I stood by the windows in the lobby, watching the city tremble under noon sun, until I felt her approach. Not footsteps – though those were loud, the woman loved her heels – but herenergy. She radiated it. She wore the same suit, but another button was undone on her blouse, and her hair was down. She looked more fuckable than I was comfortable with.

“You’re two minutes early,” she said, lips pressed into a line. “Is Valor losing his edge?”

I checked my watch. “You were three minutes early. Math is still hard for you, I see.”

She rolled her eyes, but her dimple betrayed her. She nodded toward the street. “Come on, I’m starving.”

We walked shoulder to shoulder, close enough to feel the brush of her shoulder every few steps. She didn’t talk at first; she liked silence, and I respected that. When we reached the crosswalk, she spoke but never looked at me.

“So,” she said. “Big morning?”

I stalled. “Define big.”

She grinned, sharp as ever. “I heard a rumor. Apparently, you broke your own productivity record for the quarter. Must be all the stress.”
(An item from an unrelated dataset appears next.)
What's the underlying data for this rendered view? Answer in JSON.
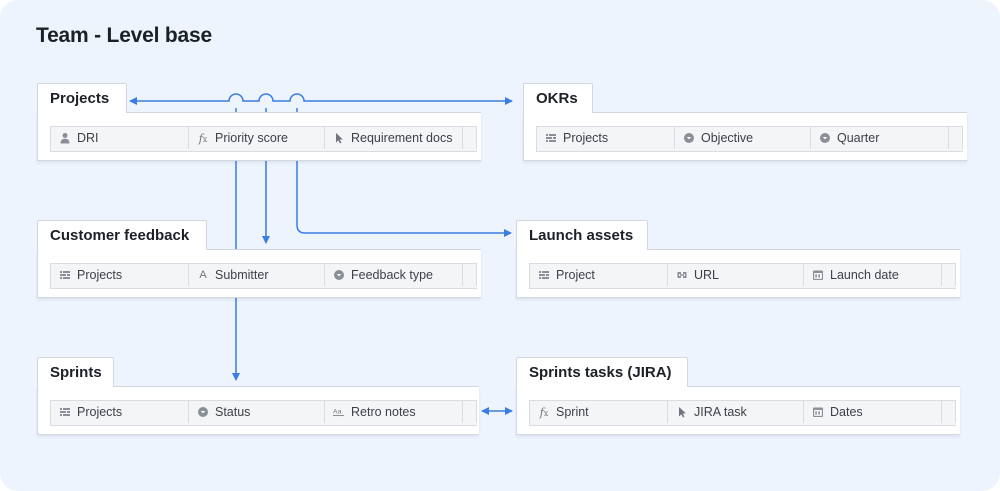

I stopped at the curb, turned to face her full on. She met my gaze, no fear, only curiosity.

“What are you implying?” I asked.

She shrugged, not bothering to hide the smirk this time. “Only that some people work harder when they’re… distracted. Not that I’d know.”

I felt the spike of adrenaline, the itch at the base of my spine. Was it possible she knew? No. She was just playing her favorite game; find the flaw and poke it until it bled.

I forced my tone even. “Rumors are for interns and bored HR people. I deal in facts.”

She laughed, tipping her head back. “Suit yourself, Valor.”